While all this was going on, readers will remember that William Wesley Young was busy writing The Story of the Cigarette (1916), which promoted the tobacco industry’s usefulness pacifying soldiers on both sides of the WWI conflict in Europe. At this time Josephus Daniels and Franklin Delano Roosevelt were desperate for ways to entertain servicemen without the services of the Galician network’s bordellos. Ryan and Roosevelt interests finally found something they could agree on through the advent of WWI— in fact, Virginia tobacco producers were able to shift public tastes away from their competitors (such as Turkish tobacco) during the fighting.

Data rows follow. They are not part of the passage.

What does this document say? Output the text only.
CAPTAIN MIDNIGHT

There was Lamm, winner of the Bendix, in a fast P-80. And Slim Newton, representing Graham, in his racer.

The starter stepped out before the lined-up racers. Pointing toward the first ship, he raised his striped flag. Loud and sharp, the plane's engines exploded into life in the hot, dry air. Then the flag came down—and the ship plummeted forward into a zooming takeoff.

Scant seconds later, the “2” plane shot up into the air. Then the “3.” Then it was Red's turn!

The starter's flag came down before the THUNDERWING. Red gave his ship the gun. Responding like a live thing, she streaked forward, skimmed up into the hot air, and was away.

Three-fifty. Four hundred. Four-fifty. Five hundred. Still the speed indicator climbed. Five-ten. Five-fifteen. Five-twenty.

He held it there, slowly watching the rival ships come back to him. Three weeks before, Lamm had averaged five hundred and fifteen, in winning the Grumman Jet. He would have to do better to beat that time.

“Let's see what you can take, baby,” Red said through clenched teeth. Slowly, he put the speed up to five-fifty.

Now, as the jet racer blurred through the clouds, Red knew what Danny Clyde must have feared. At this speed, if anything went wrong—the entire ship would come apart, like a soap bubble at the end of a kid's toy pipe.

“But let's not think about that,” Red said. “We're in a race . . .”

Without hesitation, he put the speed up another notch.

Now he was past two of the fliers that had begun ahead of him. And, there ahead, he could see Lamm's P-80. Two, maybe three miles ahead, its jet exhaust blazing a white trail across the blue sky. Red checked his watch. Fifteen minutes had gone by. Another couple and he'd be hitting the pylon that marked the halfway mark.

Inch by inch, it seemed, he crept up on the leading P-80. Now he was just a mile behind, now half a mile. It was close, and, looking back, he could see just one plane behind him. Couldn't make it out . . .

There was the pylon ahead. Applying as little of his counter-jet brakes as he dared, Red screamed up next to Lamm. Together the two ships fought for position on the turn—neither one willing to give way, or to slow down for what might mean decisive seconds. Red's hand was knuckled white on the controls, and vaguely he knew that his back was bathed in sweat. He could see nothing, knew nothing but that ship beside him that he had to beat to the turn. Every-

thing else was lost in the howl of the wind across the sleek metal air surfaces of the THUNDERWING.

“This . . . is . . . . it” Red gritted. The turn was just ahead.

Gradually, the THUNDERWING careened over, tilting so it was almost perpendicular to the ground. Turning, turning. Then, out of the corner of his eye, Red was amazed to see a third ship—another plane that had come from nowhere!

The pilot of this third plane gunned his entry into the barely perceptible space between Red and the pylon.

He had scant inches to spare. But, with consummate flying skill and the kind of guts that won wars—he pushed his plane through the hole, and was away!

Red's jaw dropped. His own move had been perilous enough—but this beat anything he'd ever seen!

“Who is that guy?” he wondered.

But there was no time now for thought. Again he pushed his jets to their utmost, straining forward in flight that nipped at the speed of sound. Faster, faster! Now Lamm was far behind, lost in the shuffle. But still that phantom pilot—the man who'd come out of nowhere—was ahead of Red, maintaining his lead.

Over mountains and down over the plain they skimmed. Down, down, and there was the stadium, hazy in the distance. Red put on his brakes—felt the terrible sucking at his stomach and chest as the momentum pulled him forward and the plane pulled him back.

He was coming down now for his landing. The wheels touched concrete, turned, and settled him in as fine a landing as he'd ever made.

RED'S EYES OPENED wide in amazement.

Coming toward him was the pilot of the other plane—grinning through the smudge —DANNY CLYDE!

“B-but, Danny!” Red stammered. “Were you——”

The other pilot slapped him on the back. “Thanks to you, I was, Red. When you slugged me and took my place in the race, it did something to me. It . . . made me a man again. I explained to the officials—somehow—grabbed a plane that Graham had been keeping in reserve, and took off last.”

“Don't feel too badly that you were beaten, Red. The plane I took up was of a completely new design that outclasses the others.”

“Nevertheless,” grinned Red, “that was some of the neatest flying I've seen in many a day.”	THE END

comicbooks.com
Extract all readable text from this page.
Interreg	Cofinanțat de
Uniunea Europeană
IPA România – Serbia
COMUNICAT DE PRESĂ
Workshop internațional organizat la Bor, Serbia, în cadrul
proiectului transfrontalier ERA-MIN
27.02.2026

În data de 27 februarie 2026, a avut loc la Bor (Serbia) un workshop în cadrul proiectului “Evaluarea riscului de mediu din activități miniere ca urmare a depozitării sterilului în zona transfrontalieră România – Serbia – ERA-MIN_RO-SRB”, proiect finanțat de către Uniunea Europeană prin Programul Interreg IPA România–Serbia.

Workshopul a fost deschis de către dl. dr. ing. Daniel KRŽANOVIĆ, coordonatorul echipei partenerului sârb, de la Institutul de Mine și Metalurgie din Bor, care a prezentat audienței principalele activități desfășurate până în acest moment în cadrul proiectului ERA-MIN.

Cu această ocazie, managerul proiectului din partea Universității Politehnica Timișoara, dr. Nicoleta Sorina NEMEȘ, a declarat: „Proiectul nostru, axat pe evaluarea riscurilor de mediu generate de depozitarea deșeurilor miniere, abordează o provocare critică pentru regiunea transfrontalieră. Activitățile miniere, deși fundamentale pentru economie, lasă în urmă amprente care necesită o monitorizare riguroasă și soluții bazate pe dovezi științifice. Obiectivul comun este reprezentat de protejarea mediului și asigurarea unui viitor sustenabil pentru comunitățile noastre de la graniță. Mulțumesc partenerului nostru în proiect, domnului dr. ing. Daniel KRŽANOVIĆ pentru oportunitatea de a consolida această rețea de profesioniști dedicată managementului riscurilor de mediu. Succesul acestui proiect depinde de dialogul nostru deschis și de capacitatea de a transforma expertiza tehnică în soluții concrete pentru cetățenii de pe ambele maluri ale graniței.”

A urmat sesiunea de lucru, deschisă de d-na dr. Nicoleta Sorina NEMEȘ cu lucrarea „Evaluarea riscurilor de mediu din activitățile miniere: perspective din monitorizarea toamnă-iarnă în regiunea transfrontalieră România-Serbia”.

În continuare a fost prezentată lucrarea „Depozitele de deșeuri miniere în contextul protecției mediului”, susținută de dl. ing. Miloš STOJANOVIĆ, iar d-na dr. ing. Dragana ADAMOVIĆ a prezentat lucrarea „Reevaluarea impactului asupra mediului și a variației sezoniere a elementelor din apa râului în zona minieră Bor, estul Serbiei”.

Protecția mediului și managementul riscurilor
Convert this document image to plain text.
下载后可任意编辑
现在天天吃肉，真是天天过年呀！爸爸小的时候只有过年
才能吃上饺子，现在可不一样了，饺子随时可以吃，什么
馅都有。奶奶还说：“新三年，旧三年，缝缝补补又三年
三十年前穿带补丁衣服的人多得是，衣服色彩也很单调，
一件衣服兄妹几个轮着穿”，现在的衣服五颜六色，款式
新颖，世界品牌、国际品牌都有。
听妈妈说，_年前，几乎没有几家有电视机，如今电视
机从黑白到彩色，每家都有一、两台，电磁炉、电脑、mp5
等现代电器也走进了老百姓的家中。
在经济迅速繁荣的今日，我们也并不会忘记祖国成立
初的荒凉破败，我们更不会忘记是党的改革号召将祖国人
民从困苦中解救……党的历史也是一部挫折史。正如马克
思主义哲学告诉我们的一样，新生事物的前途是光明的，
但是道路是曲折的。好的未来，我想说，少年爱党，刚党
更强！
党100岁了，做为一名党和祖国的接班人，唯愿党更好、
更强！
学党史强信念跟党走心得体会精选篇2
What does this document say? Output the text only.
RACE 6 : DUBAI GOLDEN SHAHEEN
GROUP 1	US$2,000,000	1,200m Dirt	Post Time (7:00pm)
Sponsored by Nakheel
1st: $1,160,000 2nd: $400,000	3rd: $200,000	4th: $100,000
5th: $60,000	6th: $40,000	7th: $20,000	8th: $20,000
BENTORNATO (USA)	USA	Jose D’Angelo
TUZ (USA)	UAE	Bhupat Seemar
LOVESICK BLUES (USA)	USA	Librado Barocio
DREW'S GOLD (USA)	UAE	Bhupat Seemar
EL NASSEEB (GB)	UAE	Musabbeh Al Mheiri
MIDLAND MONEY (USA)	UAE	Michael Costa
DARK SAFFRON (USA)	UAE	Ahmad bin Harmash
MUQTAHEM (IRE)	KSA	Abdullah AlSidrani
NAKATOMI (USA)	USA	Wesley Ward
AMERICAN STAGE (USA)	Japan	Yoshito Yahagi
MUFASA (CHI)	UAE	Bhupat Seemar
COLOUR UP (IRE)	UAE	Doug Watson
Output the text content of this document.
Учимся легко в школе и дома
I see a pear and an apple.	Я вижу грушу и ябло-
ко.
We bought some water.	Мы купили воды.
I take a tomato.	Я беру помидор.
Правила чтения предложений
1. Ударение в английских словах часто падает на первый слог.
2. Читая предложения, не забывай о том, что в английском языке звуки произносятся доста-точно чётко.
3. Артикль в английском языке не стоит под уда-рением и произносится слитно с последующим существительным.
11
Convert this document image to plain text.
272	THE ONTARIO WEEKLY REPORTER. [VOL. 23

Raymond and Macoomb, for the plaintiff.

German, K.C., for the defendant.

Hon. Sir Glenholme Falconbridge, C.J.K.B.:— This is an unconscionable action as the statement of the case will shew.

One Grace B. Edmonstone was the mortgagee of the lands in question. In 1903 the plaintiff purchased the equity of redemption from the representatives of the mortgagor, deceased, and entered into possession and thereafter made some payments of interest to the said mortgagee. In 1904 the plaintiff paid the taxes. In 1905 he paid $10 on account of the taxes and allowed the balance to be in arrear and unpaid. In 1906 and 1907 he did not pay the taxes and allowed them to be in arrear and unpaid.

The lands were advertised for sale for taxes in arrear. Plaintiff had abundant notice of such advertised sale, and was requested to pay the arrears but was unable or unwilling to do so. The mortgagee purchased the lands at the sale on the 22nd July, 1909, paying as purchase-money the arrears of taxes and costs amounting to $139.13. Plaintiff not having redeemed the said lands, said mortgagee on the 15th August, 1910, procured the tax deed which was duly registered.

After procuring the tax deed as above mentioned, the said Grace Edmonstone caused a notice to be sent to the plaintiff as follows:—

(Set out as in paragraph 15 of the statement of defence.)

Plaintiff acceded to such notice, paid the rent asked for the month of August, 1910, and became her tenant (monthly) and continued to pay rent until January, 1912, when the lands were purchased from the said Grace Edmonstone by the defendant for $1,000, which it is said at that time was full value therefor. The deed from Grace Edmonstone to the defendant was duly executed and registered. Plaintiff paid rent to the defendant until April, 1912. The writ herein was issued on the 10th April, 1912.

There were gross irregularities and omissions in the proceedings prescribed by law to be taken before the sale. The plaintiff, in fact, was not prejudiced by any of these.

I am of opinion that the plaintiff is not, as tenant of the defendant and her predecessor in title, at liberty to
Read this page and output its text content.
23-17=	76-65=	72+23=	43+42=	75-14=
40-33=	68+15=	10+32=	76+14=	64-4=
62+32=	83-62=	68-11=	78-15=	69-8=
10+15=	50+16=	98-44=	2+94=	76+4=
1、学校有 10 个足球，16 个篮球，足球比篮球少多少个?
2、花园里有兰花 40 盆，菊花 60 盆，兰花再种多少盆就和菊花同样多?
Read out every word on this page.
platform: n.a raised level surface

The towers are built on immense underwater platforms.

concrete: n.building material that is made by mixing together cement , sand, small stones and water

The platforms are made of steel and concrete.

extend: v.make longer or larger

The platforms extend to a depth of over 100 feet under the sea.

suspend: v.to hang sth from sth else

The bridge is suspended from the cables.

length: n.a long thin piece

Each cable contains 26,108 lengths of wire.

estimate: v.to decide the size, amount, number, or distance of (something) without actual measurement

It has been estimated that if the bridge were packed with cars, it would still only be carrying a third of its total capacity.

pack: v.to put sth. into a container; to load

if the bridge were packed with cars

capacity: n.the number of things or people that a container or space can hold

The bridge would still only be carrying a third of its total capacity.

National Sportsman, February 1918.

National Sportsman, February 1918.

Having done his dirty work at Vitagraph on behalf of Kuhn, Loeb & Co. et alia, Hampton turned his hand to a different type of creativity. Between 1919 and 1922 he produced and sometimes directed films, usually starring his wife-to-be Claire Adams, a Canadian actress. Intriguingly, Claire Adams starred in “The End of the Road”, a 1919 “health film” which was probably paid for by funds from the 1919 Chamberlain-Kahn Act and drew the particular ire of anti-pornography activists. (William Wesley Young had been directing since 1913 with “A Boy and the Law”.)

A 1921 photograph of Claire Adams, a.k.a. Mrs. Benjamin B. Hampton, who very shortly after Hampton’s untimely death in 1932 married Australian millionaire Donald John Scobie Mackinnon.  If she had a husband “G. T. Brokaw” too, it wouldn’t be surpris…

A 1921 photograph of Claire Adams, a.k.a. Mrs. Benjamin B. Hampton, who very shortly after Hampton’s untimely death in 1932 married Australian millionaire Donald John Scobie Mackinnon. If she had a husband “G. T. Brokaw” too, it wouldn’t be surprising, but this could also be the name of a character she portrayed at the time of the photograph.

Advertisement for “The End of the Road”, courtesy Wikipedia. Note how “leading Ministers and social workers” are said to endorse the film, which was originally made for the War Department (US).

Advertisement for “The End of the Road”, courtesy Wikipedia. Note how “leading Ministers and social workers” are said to endorse the film, which was originally made for the War Department (US).

The pre-sound period of film history is one that deserves more scholarly attention than it has received. No research into this era will prove satisfying unless it avoids two pitfalls that plague film scholarship more generally: 1) neglect of firms not located on the Coasts and 2) an underdeveloped understanding of those financial institutions and their leaders who became involved in early film. The lack of attention paid to Benjamin Hampton has its roots in both these pitfalls, the last of which is, in fairness, treacherous terrain for grant-dependent historians.